Regulators, lawmakers and the Chairman are engaged in a Tug of War over the pace and reach of regulatory reform designed to prevent another financial crisis. In Congress, Barney Frank tried to shepherd through his House financial services committee a bill that would create an agency to regulate the sale of financial products to consumers, such a bill risks being neutered by moderate Democrats in the US House. Fed Chairman wrote to the senior Republican member of the same House committee warning of the potential for “unintended consequences” if a law that restricted the ability of credit card companies to increase charges was rushed into action. In Chicago, Gary Gensler, head of the Commodity Futures Trading Commission, warned that exemptions in another bill that imposes tighter rules on derivatives trading should offer at most “very narrowly defined” exemptions for end-users. There is concern among advocates for tighter financial regulation, both within and without the Obama administration and Congress, that the original proposals for reform are being watered down after a fierce lobbying effort from the financial services industry.

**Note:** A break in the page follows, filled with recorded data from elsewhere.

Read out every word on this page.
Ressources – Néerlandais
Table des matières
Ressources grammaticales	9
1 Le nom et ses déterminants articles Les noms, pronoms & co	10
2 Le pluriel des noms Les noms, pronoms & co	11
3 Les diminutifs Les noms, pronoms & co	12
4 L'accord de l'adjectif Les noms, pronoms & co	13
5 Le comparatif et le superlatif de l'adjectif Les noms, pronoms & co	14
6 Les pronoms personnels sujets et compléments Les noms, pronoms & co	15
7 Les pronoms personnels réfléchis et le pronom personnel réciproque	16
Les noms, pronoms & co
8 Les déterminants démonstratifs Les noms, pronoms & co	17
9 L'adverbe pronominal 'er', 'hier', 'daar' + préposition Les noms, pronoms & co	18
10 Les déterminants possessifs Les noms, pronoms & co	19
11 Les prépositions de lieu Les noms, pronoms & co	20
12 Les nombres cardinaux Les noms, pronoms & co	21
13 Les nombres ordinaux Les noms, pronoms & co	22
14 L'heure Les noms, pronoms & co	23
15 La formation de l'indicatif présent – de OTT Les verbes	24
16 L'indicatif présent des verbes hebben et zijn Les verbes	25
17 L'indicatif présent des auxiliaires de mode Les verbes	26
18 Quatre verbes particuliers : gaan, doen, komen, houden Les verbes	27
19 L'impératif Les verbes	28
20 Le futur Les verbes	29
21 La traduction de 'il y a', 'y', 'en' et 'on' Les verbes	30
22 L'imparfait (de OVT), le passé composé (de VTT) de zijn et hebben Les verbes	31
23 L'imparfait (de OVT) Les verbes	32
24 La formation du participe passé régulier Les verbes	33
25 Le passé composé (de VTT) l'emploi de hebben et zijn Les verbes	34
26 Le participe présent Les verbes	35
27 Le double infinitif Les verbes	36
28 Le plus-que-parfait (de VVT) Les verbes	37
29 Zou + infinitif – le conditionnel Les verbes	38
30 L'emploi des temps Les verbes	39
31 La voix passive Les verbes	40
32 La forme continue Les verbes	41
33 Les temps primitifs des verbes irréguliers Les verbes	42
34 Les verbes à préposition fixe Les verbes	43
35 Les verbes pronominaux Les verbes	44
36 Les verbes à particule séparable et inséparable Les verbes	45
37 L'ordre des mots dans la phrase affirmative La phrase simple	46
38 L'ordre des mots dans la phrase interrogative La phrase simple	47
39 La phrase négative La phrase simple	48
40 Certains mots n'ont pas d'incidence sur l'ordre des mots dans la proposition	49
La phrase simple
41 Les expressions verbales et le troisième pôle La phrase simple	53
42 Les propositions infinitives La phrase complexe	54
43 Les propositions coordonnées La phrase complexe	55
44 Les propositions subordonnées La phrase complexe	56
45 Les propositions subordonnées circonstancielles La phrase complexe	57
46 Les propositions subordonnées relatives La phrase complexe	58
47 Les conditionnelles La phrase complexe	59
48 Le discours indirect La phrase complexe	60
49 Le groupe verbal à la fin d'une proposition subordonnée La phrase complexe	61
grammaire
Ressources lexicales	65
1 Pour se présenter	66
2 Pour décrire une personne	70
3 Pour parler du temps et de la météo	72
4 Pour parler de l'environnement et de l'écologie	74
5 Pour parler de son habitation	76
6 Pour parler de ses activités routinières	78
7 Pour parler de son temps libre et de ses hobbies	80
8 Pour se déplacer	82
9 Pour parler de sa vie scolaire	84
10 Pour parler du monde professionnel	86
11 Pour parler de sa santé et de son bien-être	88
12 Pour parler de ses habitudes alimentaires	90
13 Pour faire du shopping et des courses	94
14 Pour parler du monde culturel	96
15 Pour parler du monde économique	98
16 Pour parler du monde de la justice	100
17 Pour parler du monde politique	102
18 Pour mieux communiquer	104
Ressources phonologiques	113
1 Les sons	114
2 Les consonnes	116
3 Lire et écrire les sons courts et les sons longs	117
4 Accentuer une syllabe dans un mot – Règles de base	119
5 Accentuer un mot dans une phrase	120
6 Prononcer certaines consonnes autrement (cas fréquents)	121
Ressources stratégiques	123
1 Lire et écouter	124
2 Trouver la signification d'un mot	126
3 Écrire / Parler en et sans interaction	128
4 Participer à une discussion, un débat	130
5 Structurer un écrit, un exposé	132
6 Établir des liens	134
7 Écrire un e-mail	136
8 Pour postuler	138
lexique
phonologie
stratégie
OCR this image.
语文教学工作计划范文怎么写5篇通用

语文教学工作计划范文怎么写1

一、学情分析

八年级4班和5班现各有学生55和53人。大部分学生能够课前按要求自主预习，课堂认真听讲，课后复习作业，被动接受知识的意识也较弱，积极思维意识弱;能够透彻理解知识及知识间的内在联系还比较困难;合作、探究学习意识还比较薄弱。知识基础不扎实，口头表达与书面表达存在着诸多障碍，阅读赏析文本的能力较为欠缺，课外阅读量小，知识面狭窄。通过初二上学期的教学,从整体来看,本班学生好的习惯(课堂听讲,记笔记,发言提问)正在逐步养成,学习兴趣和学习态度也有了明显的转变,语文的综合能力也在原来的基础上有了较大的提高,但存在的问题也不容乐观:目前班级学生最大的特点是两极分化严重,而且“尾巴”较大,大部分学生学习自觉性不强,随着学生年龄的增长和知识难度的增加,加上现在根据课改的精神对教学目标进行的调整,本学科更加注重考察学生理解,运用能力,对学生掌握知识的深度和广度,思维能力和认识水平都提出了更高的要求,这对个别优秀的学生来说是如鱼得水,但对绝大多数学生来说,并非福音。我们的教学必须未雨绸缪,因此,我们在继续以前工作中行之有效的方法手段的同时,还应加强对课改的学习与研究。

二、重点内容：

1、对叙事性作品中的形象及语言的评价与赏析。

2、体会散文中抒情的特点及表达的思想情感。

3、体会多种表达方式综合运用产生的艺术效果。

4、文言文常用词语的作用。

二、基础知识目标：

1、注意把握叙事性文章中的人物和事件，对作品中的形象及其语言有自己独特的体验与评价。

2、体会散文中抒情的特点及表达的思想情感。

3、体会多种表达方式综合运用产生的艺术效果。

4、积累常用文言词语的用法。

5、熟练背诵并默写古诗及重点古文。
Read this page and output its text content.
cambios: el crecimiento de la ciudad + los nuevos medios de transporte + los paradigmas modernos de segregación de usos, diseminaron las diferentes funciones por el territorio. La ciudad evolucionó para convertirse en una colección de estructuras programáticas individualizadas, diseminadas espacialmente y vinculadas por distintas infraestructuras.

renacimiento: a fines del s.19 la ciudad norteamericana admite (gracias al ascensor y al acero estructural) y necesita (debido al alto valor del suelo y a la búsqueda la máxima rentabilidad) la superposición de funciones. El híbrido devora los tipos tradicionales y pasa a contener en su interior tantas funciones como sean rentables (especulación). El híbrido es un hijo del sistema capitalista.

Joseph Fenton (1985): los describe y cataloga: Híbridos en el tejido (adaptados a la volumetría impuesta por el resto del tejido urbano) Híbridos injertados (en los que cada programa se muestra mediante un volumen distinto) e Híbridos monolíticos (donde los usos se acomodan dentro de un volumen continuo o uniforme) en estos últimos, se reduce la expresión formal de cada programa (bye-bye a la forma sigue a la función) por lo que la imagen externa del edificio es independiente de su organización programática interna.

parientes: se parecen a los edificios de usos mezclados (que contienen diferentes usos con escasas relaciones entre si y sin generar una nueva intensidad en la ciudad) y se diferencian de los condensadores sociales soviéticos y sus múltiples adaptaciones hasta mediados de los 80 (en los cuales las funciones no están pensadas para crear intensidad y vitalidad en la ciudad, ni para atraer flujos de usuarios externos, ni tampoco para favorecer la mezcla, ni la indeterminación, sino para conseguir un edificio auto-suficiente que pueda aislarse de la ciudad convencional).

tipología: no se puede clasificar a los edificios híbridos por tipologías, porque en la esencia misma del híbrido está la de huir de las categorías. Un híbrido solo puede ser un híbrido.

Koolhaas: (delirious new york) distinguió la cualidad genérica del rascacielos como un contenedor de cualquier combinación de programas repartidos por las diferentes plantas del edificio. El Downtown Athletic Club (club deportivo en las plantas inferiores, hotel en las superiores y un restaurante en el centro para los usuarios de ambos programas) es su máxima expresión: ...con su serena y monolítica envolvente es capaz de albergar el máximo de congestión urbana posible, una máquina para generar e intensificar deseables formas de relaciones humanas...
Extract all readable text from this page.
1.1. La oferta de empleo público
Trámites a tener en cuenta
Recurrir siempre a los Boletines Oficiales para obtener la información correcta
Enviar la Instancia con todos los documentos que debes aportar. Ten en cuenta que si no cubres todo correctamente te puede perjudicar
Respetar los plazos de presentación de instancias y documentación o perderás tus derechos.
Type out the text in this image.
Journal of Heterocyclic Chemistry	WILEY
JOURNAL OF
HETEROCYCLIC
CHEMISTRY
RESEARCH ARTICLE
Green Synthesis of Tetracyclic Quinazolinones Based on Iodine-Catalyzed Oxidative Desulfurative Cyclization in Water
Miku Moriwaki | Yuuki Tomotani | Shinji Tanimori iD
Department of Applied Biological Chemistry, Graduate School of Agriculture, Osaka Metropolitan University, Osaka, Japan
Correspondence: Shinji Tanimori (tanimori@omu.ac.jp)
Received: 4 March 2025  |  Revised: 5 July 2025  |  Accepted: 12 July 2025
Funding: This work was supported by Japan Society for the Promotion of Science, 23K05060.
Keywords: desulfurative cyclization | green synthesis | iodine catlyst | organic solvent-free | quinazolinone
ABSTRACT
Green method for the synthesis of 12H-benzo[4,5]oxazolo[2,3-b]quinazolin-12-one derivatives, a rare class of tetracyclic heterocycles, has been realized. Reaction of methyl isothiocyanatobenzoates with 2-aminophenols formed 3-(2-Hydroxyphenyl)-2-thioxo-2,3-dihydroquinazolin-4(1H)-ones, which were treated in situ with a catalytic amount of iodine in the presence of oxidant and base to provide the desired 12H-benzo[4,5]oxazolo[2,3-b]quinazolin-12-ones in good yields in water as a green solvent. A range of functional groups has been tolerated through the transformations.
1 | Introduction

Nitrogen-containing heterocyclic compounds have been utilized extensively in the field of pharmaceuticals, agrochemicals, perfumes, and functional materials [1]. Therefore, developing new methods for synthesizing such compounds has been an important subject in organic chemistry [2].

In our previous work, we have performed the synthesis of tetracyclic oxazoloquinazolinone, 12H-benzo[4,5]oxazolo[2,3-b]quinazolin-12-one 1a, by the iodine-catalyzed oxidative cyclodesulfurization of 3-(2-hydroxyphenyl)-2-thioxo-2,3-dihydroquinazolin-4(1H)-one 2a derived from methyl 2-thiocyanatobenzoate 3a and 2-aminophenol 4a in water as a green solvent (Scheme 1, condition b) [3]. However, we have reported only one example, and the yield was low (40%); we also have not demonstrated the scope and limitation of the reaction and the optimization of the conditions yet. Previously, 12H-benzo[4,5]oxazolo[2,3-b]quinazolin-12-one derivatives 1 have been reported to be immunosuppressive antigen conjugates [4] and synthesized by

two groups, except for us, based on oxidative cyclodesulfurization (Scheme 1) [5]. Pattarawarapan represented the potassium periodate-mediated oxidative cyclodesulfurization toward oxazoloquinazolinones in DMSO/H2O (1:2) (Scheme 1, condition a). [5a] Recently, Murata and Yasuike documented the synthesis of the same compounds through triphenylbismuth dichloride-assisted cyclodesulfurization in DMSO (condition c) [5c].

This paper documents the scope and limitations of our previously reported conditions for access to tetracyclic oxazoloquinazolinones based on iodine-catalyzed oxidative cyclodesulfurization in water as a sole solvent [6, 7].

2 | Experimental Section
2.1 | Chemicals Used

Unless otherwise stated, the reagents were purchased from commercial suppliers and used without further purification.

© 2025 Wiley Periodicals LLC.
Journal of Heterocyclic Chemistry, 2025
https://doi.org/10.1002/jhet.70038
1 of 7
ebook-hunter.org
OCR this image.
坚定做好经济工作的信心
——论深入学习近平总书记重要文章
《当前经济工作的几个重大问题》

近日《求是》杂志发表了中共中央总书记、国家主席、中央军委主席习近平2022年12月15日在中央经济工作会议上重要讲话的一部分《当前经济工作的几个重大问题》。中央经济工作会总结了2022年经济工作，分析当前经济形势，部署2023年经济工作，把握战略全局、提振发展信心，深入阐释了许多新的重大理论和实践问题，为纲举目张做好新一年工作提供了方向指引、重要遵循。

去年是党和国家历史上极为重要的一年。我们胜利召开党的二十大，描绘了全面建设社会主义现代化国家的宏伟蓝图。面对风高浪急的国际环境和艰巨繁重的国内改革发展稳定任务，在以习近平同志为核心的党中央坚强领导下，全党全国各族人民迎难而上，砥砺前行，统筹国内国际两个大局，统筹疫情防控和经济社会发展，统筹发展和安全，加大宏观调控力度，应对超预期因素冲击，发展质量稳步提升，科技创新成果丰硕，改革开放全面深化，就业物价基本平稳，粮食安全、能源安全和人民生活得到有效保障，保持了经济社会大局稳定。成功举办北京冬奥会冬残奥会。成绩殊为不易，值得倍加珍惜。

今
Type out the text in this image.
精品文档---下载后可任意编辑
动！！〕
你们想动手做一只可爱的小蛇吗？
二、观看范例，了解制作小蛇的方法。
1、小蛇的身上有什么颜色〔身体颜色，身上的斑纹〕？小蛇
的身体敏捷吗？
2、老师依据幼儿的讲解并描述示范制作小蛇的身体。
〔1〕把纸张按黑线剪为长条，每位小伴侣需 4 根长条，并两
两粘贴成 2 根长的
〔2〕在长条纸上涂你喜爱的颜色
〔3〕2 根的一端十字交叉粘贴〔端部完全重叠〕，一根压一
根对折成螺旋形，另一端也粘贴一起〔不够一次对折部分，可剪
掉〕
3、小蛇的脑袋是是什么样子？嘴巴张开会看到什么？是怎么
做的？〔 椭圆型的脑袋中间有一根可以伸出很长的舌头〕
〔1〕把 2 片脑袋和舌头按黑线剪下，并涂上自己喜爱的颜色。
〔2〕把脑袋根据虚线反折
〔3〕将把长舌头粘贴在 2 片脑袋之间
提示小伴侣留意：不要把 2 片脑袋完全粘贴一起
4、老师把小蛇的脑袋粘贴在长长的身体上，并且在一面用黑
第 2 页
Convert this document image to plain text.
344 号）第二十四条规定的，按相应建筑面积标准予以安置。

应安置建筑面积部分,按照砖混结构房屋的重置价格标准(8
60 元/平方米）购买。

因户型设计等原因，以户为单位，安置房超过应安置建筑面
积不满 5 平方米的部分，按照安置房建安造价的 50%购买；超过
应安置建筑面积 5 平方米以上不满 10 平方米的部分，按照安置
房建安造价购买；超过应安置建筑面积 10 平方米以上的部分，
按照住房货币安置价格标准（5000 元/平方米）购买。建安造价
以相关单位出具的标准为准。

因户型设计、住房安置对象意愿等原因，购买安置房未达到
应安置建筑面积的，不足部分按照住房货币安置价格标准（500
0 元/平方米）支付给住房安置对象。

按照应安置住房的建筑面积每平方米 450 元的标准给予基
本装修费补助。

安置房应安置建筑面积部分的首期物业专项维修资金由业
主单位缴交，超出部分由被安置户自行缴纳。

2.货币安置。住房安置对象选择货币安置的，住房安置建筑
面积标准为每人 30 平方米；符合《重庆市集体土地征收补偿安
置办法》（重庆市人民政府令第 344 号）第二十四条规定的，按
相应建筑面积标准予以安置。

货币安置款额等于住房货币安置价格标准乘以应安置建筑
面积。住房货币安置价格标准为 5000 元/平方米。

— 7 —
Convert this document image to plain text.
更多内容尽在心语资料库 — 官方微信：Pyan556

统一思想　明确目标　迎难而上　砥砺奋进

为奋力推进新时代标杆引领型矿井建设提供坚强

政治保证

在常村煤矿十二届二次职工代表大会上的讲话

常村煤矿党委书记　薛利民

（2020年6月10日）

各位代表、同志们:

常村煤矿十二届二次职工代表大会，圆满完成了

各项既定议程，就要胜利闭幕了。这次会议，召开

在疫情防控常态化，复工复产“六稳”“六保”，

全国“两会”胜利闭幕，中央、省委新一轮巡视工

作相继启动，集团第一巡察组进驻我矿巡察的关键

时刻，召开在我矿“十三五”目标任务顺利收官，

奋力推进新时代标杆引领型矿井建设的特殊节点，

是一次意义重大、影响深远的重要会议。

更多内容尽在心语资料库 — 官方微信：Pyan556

Rep Frank, the Democratic chairman of the financial services committee, has managed to persuade some representatives that side with banks not to try to gut the Consumer Financial Protection Agency Bill.

An attempt to bar states from imposing tougher rules on consumer protection than mandated by the new federal authority was dropped on Wednesday, returning to the administration’s original plan that the law acts as a “floor” rather than a “ceiling” on standards.

The liberal proponents of a tough new agency that will regulate the selling of products such as mortgages and credit cards have had to drop the demand that banks offer a “plain vanilla” option alongside more complicated products and that small as well as large banks face equal scrutiny.

Chairman Bernanke responded in writing to questions from Spencer Bachus, the leading Republican on the House committee, saying “card users must be afforded sufficient time for implementation” of new rules, due to be introduced in two stages next February and August but which Mr Frank wants to change to December 1, 2009

Senate aides are saying there is little chance of accelerating the timetable.

On the Berivatives Bill, Mr Gensler told traders and users at a conference of the Futures Industry Association that they should not be awarded the right to continue trading derivatives over-the-counter without them passing through a central clearing house. “If Congress decides to exempt end-users from a clearing requirement, that exception should be very narrowly defined to include only non-financial entities that use swaps as an incidental part of their business to hedge actual commercial risks,” he said.